Member of Karnataka Legislative Assembly
- Incumbent
- Assumed office May 2008
- Preceded by: S. Raghu
- Constituency: Shanthinagar

Personal details
- Born: 11 January 1967 (age 59) Bhadravati, Karnataka
- Party: Indian National Congress
- Occupation: MLA

= N. A. Haris =

Indian businessman and politician

Nalapad Ahmed Haris (popularly known as N. A. Haris) is an Indian businessman, politician and sports administrator. He is a member of the Indian National Congress and has represented the Shanti Nagar Assembly constituency in the Karnataka Legislative Assembly since 2008. He was formerly working as the Chairman of the Bangalore Metropolitan Transport Corporation.
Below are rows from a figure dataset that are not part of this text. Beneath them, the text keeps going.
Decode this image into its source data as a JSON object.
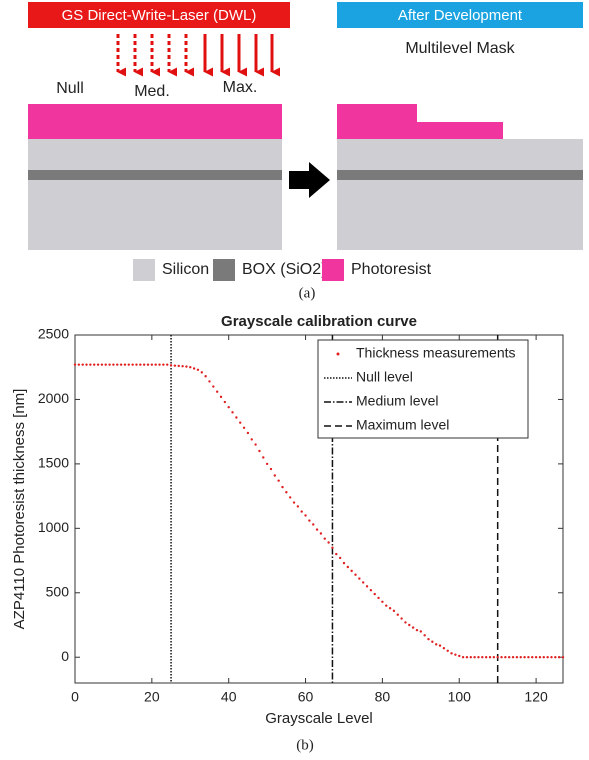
{
  "diagram": {
    "banner_left": "GS Direct-Write-Laser (DWL)",
    "banner_right": "After Development",
    "mask_label": "Multilevel Mask",
    "dose_labels": [
      "Null",
      "Med.",
      "Max."
    ],
    "legend": [
      "Silicon",
      "BOX (SiO2)",
      "Photoresist"
    ],
    "caption": "(a)"
  },
  "chart_data": {
    "type": "scatter",
    "title": "Grayscale calibration curve",
    "caption": "(b)",
    "xlabel": "Grayscale Level",
    "ylabel": "AZP4110 Photoresist thickness [nm]",
    "xlim": [
      0,
      127
    ],
    "ylim": [
      -200,
      2500
    ],
    "xticks": [
      0,
      20,
      40,
      60,
      80,
      100,
      120
    ],
    "yticks": [
      0,
      500,
      1000,
      1500,
      2000,
      2500
    ],
    "x": [
      0,
      1,
      2,
      3,
      4,
      5,
      6,
      7,
      8,
      9,
      10,
      11,
      12,
      13,
      14,
      15,
      16,
      17,
      18,
      19,
      20,
      21,
      22,
      23,
      24,
      25,
      26,
      27,
      28,
      29,
      30,
      31,
      32,
      33,
      34,
      35,
      36,
      37,
      38,
      39,
      40,
      41,
      42,
      43,
      44,
      45,
      46,
      47,
      48,
      49,
      50,
      51,
      52,
      53,
      54,
      55,
      56,
      57,
      58,
      59,
      60,
      61,
      62,
      63,
      64,
      65,
      66,
      67,
      68,
      69,
      70,
      71,
      72,
      73,
      74,
      75,
      76,
      77,
      78,
      79,
      80,
      81,
      82,
      83,
      84,
      85,
      86,
      87,
      88,
      89,
      90,
      91,
      92,
      93,
      94,
      95,
      96,
      97,
      98,
      99,
      100,
      101,
      102,
      103,
      104,
      105,
      106,
      107,
      108,
      109,
      110,
      111,
      112,
      113,
      114,
      115,
      116,
      117,
      118,
      119,
      120,
      121,
      122,
      123,
      124,
      125,
      126,
      127
    ],
    "series": [
      {
        "name": "Thickness measurements",
        "color": "#e02020",
        "values": [
          2270,
          2270,
          2270,
          2270,
          2270,
          2270,
          2270,
          2270,
          2270,
          2270,
          2270,
          2270,
          2270,
          2270,
          2270,
          2270,
          2270,
          2270,
          2270,
          2270,
          2270,
          2270,
          2270,
          2270,
          2270,
          2265,
          2262,
          2260,
          2258,
          2255,
          2250,
          2240,
          2230,
          2210,
          2180,
          2140,
          2100,
          2060,
          2020,
          1980,
          1940,
          1900,
          1860,
          1820,
          1780,
          1740,
          1690,
          1650,
          1600,
          1550,
          1500,
          1460,
          1410,
          1370,
          1320,
          1280,
          1240,
          1200,
          1170,
          1130,
          1100,
          1060,
          1030,
          990,
          960,
          920,
          890,
          850,
          800,
          770,
          730,
          700,
          670,
          640,
          610,
          580,
          550,
          520,
          490,
          460,
          430,
          400,
          380,
          360,
          330,
          300,
          270,
          250,
          230,
          210,
          200,
          170,
          140,
          120,
          100,
          90,
          70,
          50,
          30,
          20,
          10,
          0,
          0,
          0,
          0,
          0,
          0,
          0,
          0,
          0,
          0,
          0,
          0,
          0,
          0,
          0,
          0,
          0,
          0,
          0,
          0,
          0,
          0,
          0,
          0,
          0,
          0,
          0
        ]
      }
    ],
    "reference_lines": [
      {
        "name": "Null level",
        "x": 25,
        "dash": "dotted"
      },
      {
        "name": "Medium level",
        "x": 67,
        "dash": "dashdot"
      },
      {
        "name": "Maximum level",
        "x": 110,
        "dash": "dashed"
      }
    ],
    "legend": "upper right",
    "grid": false
  }
}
He was appointed chairman for Bengaluru Development Authority (BDA) on 26 January 2024.

== Early life ==
Nalapad Ahmed Haris was born in 1967 in Bengaluru. His father, N. A. Mohammed, moved from Kasaragod, Kerala to Bhadravati, Karnataka in 1960 to set up a metal scrapping shop. Mohammed later moved to Bengaluru and started working on government construction projects. One of the notable projects was Upper Krishna Project. With the money made in this project, Mohammed established Hotel Bangalore International. In 1978, Mohammed set up the Nalapad Group of Hotels. Haris joined the family business in 1997.

== Nalapad Group ==
Haris played a major role in diversifying Nalapad Group's business into Nalapad Pipes, Nalapad Suraksha, Nalapad Infotech and Nalapad Energy. Haris's family also owns Nalapad International School.

== Political career ==
Through the Nalapad family's business, Haris came in contact with Indian National Congress leader K. J. George, who also hailed from Kerala. In the early 2000s, Haris became a trusted aide of K. J. George and former Kerala Chief Minister Oommen Chandy. This helped him elevate his position within the party.
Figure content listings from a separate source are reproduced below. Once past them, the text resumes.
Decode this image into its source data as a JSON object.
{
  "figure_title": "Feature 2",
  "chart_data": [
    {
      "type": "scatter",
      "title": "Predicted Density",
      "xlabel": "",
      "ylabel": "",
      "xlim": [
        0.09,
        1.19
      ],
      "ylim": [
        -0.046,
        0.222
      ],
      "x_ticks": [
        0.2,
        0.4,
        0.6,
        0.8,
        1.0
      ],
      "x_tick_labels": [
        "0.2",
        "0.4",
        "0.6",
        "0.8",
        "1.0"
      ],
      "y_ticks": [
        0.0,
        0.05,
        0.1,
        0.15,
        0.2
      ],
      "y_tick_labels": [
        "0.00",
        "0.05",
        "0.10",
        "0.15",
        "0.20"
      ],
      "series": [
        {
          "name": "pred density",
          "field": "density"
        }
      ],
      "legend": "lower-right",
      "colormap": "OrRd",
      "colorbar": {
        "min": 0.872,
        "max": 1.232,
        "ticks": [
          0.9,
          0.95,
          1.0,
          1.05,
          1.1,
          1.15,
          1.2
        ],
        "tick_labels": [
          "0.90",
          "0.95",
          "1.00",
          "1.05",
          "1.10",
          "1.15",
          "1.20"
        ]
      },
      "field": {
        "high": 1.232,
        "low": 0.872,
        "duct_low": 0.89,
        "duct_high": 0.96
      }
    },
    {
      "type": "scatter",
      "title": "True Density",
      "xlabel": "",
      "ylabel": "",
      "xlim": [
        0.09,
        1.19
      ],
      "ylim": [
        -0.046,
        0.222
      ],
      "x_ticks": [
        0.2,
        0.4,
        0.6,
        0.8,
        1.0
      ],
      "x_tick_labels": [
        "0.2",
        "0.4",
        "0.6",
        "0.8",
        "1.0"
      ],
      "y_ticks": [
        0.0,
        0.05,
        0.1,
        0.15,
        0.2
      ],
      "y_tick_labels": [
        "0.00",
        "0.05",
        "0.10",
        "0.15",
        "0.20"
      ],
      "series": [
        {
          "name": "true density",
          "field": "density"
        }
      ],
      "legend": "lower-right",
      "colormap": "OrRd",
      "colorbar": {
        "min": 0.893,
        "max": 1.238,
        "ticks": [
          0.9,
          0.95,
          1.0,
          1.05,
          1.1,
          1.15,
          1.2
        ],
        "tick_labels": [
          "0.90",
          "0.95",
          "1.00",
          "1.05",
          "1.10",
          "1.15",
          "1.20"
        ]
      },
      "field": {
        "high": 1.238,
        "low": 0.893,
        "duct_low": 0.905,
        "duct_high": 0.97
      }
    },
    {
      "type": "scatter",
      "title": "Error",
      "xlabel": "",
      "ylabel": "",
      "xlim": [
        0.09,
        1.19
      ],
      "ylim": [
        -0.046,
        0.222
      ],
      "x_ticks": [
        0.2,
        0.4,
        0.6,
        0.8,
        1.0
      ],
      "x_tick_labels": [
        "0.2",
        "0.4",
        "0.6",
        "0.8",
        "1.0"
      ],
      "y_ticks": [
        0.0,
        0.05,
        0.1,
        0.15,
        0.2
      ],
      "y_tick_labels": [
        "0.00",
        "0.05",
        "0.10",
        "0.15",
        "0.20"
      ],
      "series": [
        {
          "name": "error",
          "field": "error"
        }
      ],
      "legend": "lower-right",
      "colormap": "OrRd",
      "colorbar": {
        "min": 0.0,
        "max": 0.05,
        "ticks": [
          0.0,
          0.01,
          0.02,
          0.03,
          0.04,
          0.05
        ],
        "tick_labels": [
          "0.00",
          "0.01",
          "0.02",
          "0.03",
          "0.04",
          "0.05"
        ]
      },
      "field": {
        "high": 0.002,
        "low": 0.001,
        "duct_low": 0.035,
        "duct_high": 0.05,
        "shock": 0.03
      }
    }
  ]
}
Aged 41, he was elected as the Member of the Legislative Assembly (MLA) from Shanti Nagar in the 2008 Karnataka Legislative Assembly election. He gained popularity through charitable work, especially through the N A Haris foundation which provided scholarships to underprivileged children and organized job fairs.
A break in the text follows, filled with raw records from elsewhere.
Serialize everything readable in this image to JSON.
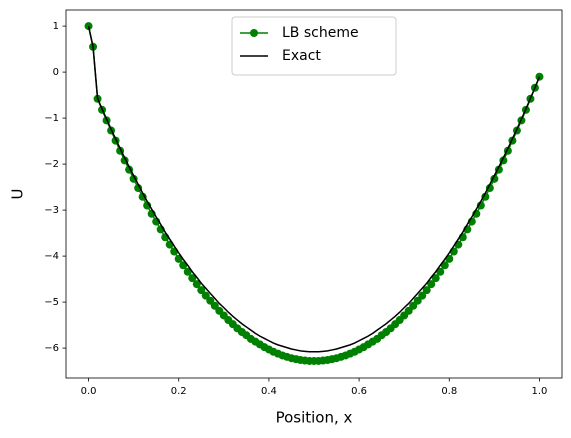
{
  "chart_data": {
    "type": "line",
    "xlabel": "Position, x",
    "ylabel": "U",
    "x": [
      0,
      0.01,
      0.02,
      0.03,
      0.04,
      0.05,
      0.06,
      0.07,
      0.08,
      0.09,
      0.1,
      0.11,
      0.12,
      0.13,
      0.14,
      0.15,
      0.16,
      0.17,
      0.18,
      0.19,
      0.2,
      0.21,
      0.22,
      0.23,
      0.24,
      0.25,
      0.26,
      0.27,
      0.28,
      0.29,
      0.3,
      0.31,
      0.32,
      0.33,
      0.34,
      0.35,
      0.36,
      0.37,
      0.38,
      0.39,
      0.4,
      0.41,
      0.42,
      0.43,
      0.44,
      0.45,
      0.46,
      0.47,
      0.48,
      0.49,
      0.5,
      0.51,
      0.52,
      0.53,
      0.54,
      0.55,
      0.56,
      0.57,
      0.58,
      0.59,
      0.6,
      0.61,
      0.62,
      0.63,
      0.64,
      0.65,
      0.66,
      0.67,
      0.68,
      0.69,
      0.7,
      0.71,
      0.72,
      0.73,
      0.74,
      0.75,
      0.76,
      0.77,
      0.78,
      0.79,
      0.8,
      0.81,
      0.82,
      0.83,
      0.84,
      0.85,
      0.86,
      0.87,
      0.88,
      0.89,
      0.9,
      0.91,
      0.92,
      0.93,
      0.94,
      0.95,
      0.96,
      0.97,
      0.98,
      0.99,
      1
    ],
    "series": [
      {
        "name": "LB scheme",
        "color": "#008000",
        "marker": true,
        "values": [
          1,
          0.55,
          -0.58,
          -0.82,
          -1.05,
          -1.27,
          -1.49,
          -1.71,
          -1.92,
          -2.12,
          -2.32,
          -2.52,
          -2.71,
          -2.9,
          -3.08,
          -3.25,
          -3.42,
          -3.59,
          -3.75,
          -3.9,
          -4.06,
          -4.2,
          -4.34,
          -4.48,
          -4.61,
          -4.74,
          -4.86,
          -4.97,
          -5.08,
          -5.19,
          -5.29,
          -5.39,
          -5.48,
          -5.57,
          -5.65,
          -5.72,
          -5.8,
          -5.86,
          -5.92,
          -5.98,
          -6.03,
          -6.08,
          -6.12,
          -6.16,
          -6.19,
          -6.22,
          -6.24,
          -6.26,
          -6.27,
          -6.28,
          -6.28,
          -6.28,
          -6.27,
          -6.26,
          -6.24,
          -6.22,
          -6.19,
          -6.16,
          -6.12,
          -6.08,
          -6.03,
          -5.98,
          -5.92,
          -5.86,
          -5.8,
          -5.72,
          -5.65,
          -5.57,
          -5.48,
          -5.39,
          -5.29,
          -5.19,
          -5.08,
          -4.97,
          -4.86,
          -4.74,
          -4.61,
          -4.48,
          -4.34,
          -4.2,
          -4.06,
          -3.9,
          -3.75,
          -3.59,
          -3.42,
          -3.25,
          -3.08,
          -2.9,
          -2.71,
          -2.52,
          -2.32,
          -2.12,
          -1.92,
          -1.71,
          -1.49,
          -1.27,
          -1.05,
          -0.82,
          -0.58,
          -0.34,
          -0.1
        ]
      },
      {
        "name": "Exact",
        "color": "#000000",
        "marker": false,
        "values": [
          1,
          0.55,
          -0.57,
          -0.8,
          -1.02,
          -1.24,
          -1.45,
          -1.66,
          -1.86,
          -2.06,
          -2.25,
          -2.44,
          -2.63,
          -2.81,
          -2.98,
          -3.15,
          -3.31,
          -3.48,
          -3.63,
          -3.78,
          -3.93,
          -4.07,
          -4.2,
          -4.34,
          -4.46,
          -4.59,
          -4.7,
          -4.81,
          -4.92,
          -5.03,
          -5.12,
          -5.22,
          -5.31,
          -5.39,
          -5.47,
          -5.54,
          -5.61,
          -5.68,
          -5.74,
          -5.79,
          -5.84,
          -5.89,
          -5.93,
          -5.96,
          -5.99,
          -6.02,
          -6.04,
          -6.06,
          -6.07,
          -6.08,
          -6.08,
          -6.08,
          -6.07,
          -6.06,
          -6.04,
          -6.02,
          -5.99,
          -5.96,
          -5.93,
          -5.89,
          -5.84,
          -5.79,
          -5.74,
          -5.68,
          -5.61,
          -5.54,
          -5.47,
          -5.39,
          -5.31,
          -5.22,
          -5.12,
          -5.03,
          -4.92,
          -4.81,
          -4.7,
          -4.59,
          -4.46,
          -4.34,
          -4.2,
          -4.07,
          -3.93,
          -3.78,
          -3.63,
          -3.48,
          -3.31,
          -3.15,
          -2.98,
          -2.81,
          -2.63,
          -2.44,
          -2.25,
          -2.06,
          -1.86,
          -1.66,
          -1.45,
          -1.24,
          -1.02,
          -0.8,
          -0.57,
          -0.34,
          -0.1
        ]
      }
    ],
    "xlim": [
      -0.05,
      1.05
    ],
    "ylim": [
      -6.65,
      1.35
    ],
    "xticks": [
      {
        "value": 0,
        "label": "0.0"
      },
      0.2,
      0.4,
      0.6,
      0.8,
      {
        "value": 1,
        "label": "1.0"
      }
    ],
    "yticks": [
      {
        "value": -6,
        "label": "−6"
      },
      {
        "value": -5,
        "label": "−5"
      },
      {
        "value": -4,
        "label": "−4"
      },
      {
        "value": -3,
        "label": "−3"
      },
      {
        "value": -2,
        "label": "−2"
      },
      {
        "value": -1,
        "label": "−1"
      },
      0,
      1
    ],
    "grid": false,
    "legend": "upper center"
  }
}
He was re-elected in 2013, winning the seat by a margin of 19,000 votes in the 2013 Karnataka assembly elections. He was re-elected in the 2018 Karnataka Legislative Assembly election.

In 2017, Haris' 28-year-old son, Mohammed Nalapad, was appointed the General Secretary of the Bengaluru Youth Congress.

== AIFF ==
On 1 September 2022, Haris was elected as the vice president of the All India Football Federation (AIFF).